Author to whom correspondence should be addressed.

Computers 2025, 14(11), 500; https://doi.org/10.3390/computers14110500

Submission received: 19 September 2025 / Revised: 9 November 2025 / Accepted: 12 November 2025 / Published: 17 November 2025

(This article belongs to the Section AI-Driven Innovations)

Download

Browse Figures

Versions Notes

Abstract

Early detection of plant diseases is key to ensuring food production, reducing economic losses, minimizing the use of agrochemicals, and maintaining the sustainability of the agricultural sector. Citrus plants, an important source of vitamin C, fiber, and antioxidants, are among the world’s most significant fruit crops but face threats such as canker and Huanglongbing (HLB), incurable diseases that require management strategies to mitigate their impact. Manual diagnosis, although common, I s imprecise, slow, and costly; therefore, efficient alternatives are emerging to identify diseases from early stages using Artificial Intelligence techniques. This study evaluated four deep learning models, specifically convolutional neural networks. In this study, we evaluated four convolutional neural network models (DenseNet121, ResNet50, EfficientNetB0, and MobileNetV2) to detect canker and HLB in citrus leaf images. We applied preprocessing and data-augmentation techniques; transfer learning via selective fine-tuning; stratified k-fold cross-validation; regularization methods such as dropout and weight decay; and hyperparameter-optimization techniques. The models were evaluated by the loss value and by metrics derived from the confusion matrix, including accuracy, recall, and F1-score. The best-performing model was EfficientNetB0, which achieved an average accuracy of 99.88% and the lowest loss value of 0.0058 using cross-entropy as the loss function. Since EfficientNetB0 is a lightweight model, the results show that lightweight models can achieve favorable performance compared to robust models, models that can be useful for disease detection in the agricultural sector using portable devices or drones for field monitoring. The high accuracy obtained is mainly because only two diseases were considered; consequently, it is possible that these results do not hold in a database that includes a larger number of diseases.

Keywords:

deep learning; citrus canker; Huanglongbing

1. Introduction

Agriculture is a fundamental activity of great importance for areas such as nutrition, the economy, sustainability, and food security [1]. It underpins the cultivation of products essential to human diets, including citrus plants. These plants are of paramount global importance due to their nutritional value, as they are a natural source of vitamin C, antioxidants, minerals, and fiber; their economic relevance, as they generate jobs and income through market sales; their industrial applications, since they are used in the pharmaceutical industry for the production of medicines and cosmetics; and their contribution to environmental conservation, helping prevent soil erosion and forming part of sustainable agricultural systems when appropriately managed [2,3]. However, citrus plants are exposed to various diseases that affect their yield and quality, notably citrus canker and Huanglongbing (HLB, citrus greening).

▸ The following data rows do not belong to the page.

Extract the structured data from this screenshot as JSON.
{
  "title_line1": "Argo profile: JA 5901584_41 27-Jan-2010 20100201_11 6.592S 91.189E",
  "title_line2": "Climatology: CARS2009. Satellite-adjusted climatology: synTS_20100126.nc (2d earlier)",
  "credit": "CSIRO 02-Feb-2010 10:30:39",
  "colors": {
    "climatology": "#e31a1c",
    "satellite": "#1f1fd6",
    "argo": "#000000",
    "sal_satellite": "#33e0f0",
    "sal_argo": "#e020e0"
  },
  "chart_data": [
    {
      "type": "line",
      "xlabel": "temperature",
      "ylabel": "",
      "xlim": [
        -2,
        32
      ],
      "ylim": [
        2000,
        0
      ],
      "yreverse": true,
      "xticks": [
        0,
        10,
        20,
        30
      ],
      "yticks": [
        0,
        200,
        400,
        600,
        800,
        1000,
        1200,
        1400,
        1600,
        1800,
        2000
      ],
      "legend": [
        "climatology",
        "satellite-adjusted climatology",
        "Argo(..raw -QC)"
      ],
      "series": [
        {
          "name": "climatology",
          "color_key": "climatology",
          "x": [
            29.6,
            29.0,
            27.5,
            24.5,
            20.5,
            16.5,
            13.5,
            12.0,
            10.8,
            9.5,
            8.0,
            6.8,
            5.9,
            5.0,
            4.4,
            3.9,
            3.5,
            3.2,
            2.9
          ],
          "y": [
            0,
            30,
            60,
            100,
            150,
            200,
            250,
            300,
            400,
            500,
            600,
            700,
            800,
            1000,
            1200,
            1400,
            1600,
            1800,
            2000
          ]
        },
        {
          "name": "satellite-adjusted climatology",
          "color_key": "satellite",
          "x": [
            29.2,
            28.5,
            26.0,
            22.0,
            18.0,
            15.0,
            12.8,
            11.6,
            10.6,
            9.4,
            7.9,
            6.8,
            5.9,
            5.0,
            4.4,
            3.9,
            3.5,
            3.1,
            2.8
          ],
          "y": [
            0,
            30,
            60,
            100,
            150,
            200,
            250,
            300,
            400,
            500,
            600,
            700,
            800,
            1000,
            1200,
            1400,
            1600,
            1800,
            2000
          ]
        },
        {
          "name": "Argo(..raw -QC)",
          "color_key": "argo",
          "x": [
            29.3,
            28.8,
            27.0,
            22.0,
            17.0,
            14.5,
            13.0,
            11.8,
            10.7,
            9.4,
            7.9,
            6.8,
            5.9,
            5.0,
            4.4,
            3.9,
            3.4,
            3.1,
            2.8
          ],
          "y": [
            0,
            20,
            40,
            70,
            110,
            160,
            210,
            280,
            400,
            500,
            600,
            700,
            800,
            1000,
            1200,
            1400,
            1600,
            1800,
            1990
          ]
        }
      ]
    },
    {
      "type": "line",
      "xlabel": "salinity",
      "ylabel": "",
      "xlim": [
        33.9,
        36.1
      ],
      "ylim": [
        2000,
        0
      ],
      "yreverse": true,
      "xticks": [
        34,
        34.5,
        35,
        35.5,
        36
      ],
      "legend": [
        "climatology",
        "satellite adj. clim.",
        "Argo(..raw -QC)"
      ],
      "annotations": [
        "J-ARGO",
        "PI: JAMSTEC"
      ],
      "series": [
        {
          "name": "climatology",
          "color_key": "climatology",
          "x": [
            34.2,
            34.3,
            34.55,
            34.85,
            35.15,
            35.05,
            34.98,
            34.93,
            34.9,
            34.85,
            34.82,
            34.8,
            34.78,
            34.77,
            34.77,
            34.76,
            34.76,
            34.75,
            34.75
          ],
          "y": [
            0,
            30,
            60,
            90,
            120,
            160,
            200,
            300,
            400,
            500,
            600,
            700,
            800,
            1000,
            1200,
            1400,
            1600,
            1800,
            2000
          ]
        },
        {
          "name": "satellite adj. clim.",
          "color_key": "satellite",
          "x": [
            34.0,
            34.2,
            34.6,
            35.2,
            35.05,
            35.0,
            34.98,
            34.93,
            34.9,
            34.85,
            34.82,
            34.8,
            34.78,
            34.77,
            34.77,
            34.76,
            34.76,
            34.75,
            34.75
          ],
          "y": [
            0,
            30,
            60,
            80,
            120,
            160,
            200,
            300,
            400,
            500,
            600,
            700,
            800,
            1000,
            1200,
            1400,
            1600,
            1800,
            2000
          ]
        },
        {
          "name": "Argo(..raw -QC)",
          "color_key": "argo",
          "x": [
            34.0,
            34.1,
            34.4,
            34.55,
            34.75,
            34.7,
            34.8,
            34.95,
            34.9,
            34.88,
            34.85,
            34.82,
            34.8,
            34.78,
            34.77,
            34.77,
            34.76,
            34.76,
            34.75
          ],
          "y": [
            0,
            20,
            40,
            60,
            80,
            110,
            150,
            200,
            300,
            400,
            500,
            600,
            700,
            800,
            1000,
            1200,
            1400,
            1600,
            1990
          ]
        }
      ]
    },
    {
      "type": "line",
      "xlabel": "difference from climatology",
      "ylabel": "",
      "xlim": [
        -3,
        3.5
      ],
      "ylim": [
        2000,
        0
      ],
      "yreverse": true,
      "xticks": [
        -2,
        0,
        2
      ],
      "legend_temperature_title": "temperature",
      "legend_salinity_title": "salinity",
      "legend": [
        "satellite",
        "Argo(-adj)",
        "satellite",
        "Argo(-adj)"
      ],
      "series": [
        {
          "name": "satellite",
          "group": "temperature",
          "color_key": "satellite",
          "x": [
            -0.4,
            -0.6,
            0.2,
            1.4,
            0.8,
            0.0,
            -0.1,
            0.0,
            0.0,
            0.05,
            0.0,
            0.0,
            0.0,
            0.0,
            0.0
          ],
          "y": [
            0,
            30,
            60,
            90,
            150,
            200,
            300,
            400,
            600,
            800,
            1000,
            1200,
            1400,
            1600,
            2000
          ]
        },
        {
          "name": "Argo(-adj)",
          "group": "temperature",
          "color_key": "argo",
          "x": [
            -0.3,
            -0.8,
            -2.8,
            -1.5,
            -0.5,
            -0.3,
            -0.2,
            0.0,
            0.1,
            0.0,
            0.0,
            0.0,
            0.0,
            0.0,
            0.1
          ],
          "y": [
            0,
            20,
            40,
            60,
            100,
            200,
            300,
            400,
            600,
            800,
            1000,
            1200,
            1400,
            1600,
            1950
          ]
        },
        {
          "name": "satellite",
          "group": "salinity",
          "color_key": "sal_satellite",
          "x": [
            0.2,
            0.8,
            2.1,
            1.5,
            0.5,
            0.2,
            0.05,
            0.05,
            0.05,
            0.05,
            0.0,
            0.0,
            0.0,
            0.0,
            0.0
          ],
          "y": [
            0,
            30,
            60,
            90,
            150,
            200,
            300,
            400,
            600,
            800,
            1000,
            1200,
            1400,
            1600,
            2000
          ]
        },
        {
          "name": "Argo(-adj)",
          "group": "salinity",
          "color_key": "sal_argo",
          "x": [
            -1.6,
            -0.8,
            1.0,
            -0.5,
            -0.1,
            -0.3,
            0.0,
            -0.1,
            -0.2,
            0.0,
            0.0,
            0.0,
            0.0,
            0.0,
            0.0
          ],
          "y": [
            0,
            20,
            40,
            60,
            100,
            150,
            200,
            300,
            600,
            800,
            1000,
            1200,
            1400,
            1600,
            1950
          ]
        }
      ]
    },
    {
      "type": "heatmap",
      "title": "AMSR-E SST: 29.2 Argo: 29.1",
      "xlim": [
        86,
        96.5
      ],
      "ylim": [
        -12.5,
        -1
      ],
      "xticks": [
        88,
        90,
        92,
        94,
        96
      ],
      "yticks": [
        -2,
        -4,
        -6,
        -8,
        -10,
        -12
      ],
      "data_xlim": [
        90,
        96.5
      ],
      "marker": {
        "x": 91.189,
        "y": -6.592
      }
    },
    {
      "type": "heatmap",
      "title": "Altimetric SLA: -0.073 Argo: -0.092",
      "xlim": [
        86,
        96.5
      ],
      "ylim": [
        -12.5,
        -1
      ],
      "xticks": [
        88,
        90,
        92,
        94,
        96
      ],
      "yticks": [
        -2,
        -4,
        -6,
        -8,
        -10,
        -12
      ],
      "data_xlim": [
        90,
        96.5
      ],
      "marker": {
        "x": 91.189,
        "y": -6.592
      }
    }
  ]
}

Citrus canker is a disease caused by the bacterium Xanthomonas axonopodis pv. citri that affects the leaves of citrus plants. It is considered the most feared disease, since it can affect all types of citrus crops. Its significance lies in the severe economic, phytosanitary, and commercial impacts it generates on the global agricultural sector. Transmission occurs primarily through rain and wind, as well as via contaminated tools, people, and machinery in citrus orchards; to a lesser extent, it can also be spread by insects. This disease causes defoliation, aggressive dieback, and premature drop of leaves and fruit; eventually, trees cease production. Citrus canker is highly contagious, and there is currently no cure; only management and control strategies are applied to reduce its spread and minimize crop damage [4,5].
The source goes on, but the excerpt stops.